July 12, 2015
In the past few weeks, I have looked at savings and investment as forms of spending shifted in time. Now let’s examine the idea of income. We earn money, spend most of it, and hopefully save a little of it.
In the 1930s John Maynard Keynes proposed an income expenditure model to explain business cycles. (More here) Although Keynes’ model was mathematically simple by today’s standards, it showed an interlocking relationship between employment, interest rates and money. Keynes popularized his ideas in lectures, debates and magazine articles. Although he died shortly after World War 2, financial institutions and economic policies still bear his mark. It was he who first proposed and then co-developed the framework for the International Monetary Fund (IMF) and World Bank.
One of Keynes many seminal insights was that one person’s income is another person’s spending. If I decide to save $5 by not buying a latte at the neighborhood coffee shop, I am in effect putting my $5 in a savings account at my local bank. But the coffee shop owner has $5 less in income. $5 less in income is $5 less profit, keeping all else the same. The owner of the coffee shop must go to the local bank and take $5 out of their savings account to make up for the lost income. There is no net savings when a person decides to not spend money and we see the relationship between savings and profit; namely, savings = profit.

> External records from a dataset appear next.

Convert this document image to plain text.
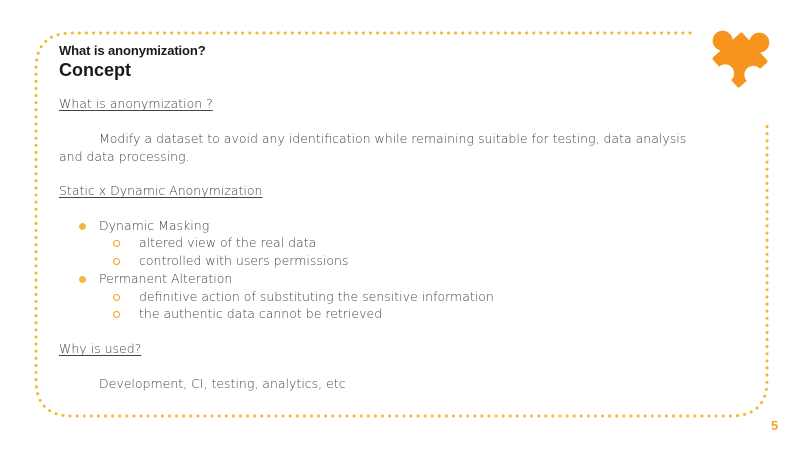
What is anonymization?
Concept
What is anonymization ?
Modify a dataset to avoid any identification while remaining suitable for testing, data analysis
and data processing.
Static x Dynamic Anonymization
Dynamic Masking
altered view of the real data
controlled with users permissions
Permanent Alteration
definitive action of substituting the sensitive information
the authentic data cannot be retrieved
Why is used?
Development, CI, testing, analytics, etc
5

We are now ready to develop that insight of Keynes, that income = spending. As we discussed in previous weeks, the amount that we don’t spend on current consumption is savings. Savings = spending, either yesterday’s spending, i.e. an investment in someone’s debt, or tomorrow’s spending, i.e. an investment in someone’s future profits, or savings. When we spend for tomorrow, we are effectively moving our savings into the future. Likewise, when we spend for yesterday, we move our savings into the past to replace the savings that someone else did not have at the time they borrowed the money.
All of these categories – income, spending, saving, investment – are all forms of spending shifted in time. Next week we’ll look at the GDP accounting identity and the government component of that equation.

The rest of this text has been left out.